What Happens Without Treatment
Because both kidneys are affected, untreated bilateral hydronephrosis carries a real risk of kidney failure. When urine pressure stays elevated for weeks or months, the kidney tissue gradually thins and loses its ability to filter blood. This damage, called renal atrophy, can become permanent. The longer the obstruction persists, the less likely the kidneys are to recover full function even after drainage is restored.
Chronic obstruction also makes the kidneys more vulnerable to infection. Stagnant urine is a breeding ground for bacteria, and an infected, obstructed kidney (a condition called pyonephrosis) can become life-threatening quickly. Electrolyte imbalances, particularly high potassium levels, are another complication as failing kidneys lose the ability to regulate blood chemistry. These risks are why bilateral hydronephrosis is treated more urgently than the unilateral form, where the unaffected kidney can compensate.
Recovery and Outlook
The prognosis depends almost entirely on how long the obstruction lasted and how much kidney damage occurred before it was relieved. Acute bilateral hydronephrosis caught early, such as from a sudden bladder outlet blockage, often resolves completely once drainage is restored.

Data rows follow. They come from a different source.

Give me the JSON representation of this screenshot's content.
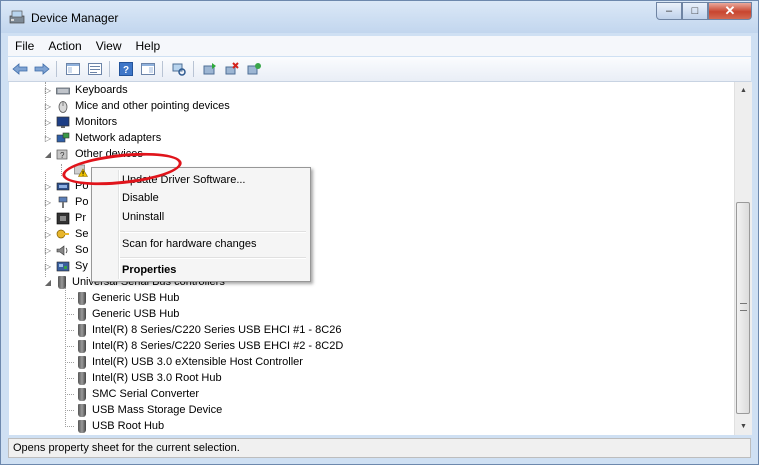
{
  "window": {
    "title": "Device Manager",
    "icon": "device-manager-icon"
  },
  "caption_buttons": {
    "minimize": "–",
    "maximize": "□",
    "close": "✕"
  },
  "menu": [
    "File",
    "Action",
    "View",
    "Help"
  ],
  "toolbar": {
    "icons": [
      "back-arrow-icon",
      "forward-arrow-icon",
      "show-hide-console-tree-icon",
      "properties-icon",
      "help-icon",
      "show-action-pane-icon",
      "scan-hardware-icon",
      "update-driver-icon",
      "uninstall-icon",
      "enable-device-icon"
    ]
  },
  "tree": {
    "items": [
      {
        "label": "Keyboards",
        "icon": "keyboard-icon",
        "expander": "▷"
      },
      {
        "label": "Mice and other pointing devices",
        "icon": "mouse-icon",
        "expander": "▷"
      },
      {
        "label": "Monitors",
        "icon": "monitor-icon",
        "expander": "▷"
      },
      {
        "label": "Network adapters",
        "icon": "network-adapter-icon",
        "expander": "▷"
      },
      {
        "label": "Other devices",
        "icon": "other-devices-icon",
        "expander": "◢"
      },
      {
        "label": "",
        "icon": "unknown-device-warning-icon",
        "expander": ""
      },
      {
        "label": "Po",
        "icon": "ports-icon",
        "expander": "▷"
      },
      {
        "label": "Po",
        "icon": "power-icon",
        "expander": "▷"
      },
      {
        "label": "Pr",
        "icon": "processor-icon",
        "expander": "▷"
      },
      {
        "label": "Se",
        "icon": "security-devices-icon",
        "expander": "▷"
      },
      {
        "label": "So",
        "icon": "sound-icon",
        "expander": "▷"
      },
      {
        "label": "Sy",
        "icon": "system-devices-icon",
        "expander": "▷"
      },
      {
        "label": "Universal Serial Bus controllers",
        "icon": "usb-controller-icon",
        "expander": "◢"
      }
    ],
    "usb_children": [
      "Generic USB Hub",
      "Generic USB Hub",
      "Intel(R) 8 Series/C220 Series USB EHCI #1 - 8C26",
      "Intel(R) 8 Series/C220 Series USB EHCI #2 - 8C2D",
      "Intel(R) USB 3.0 eXtensible Host Controller",
      "Intel(R) USB 3.0 Root Hub",
      "SMC Serial Converter",
      "USB Mass Storage Device",
      "USB Root Hub"
    ]
  },
  "context_menu": {
    "items": [
      {
        "label": "Update Driver Software...",
        "bold": false
      },
      {
        "label": "Disable",
        "bold": false
      },
      {
        "label": "Uninstall",
        "bold": false
      },
      {
        "label": "Scan for hardware changes",
        "bold": false
      },
      {
        "label": "Properties",
        "bold": true
      }
    ]
  },
  "status_bar": {
    "text": "Opens property sheet for the current selection."
  },
  "colors": {
    "highlight_ellipse": "#e0141b",
    "warning": "#f2c400"
  }
}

Kidney function can bounce back to normal within days to weeks.
Chronic cases are less predictable. If the kidneys have been under pressure for months, some degree of permanent function loss is common. These patients may need ongoing monitoring with blood tests and imaging to track kidney health over time. In the most severe cases, where both kidneys have atrophied significantly, dialysis may become necessary. Early detection makes a substantial difference in outcomes, which is one reason imaging findings of bilateral kidney swelling are taken seriously even when symptoms seem mild.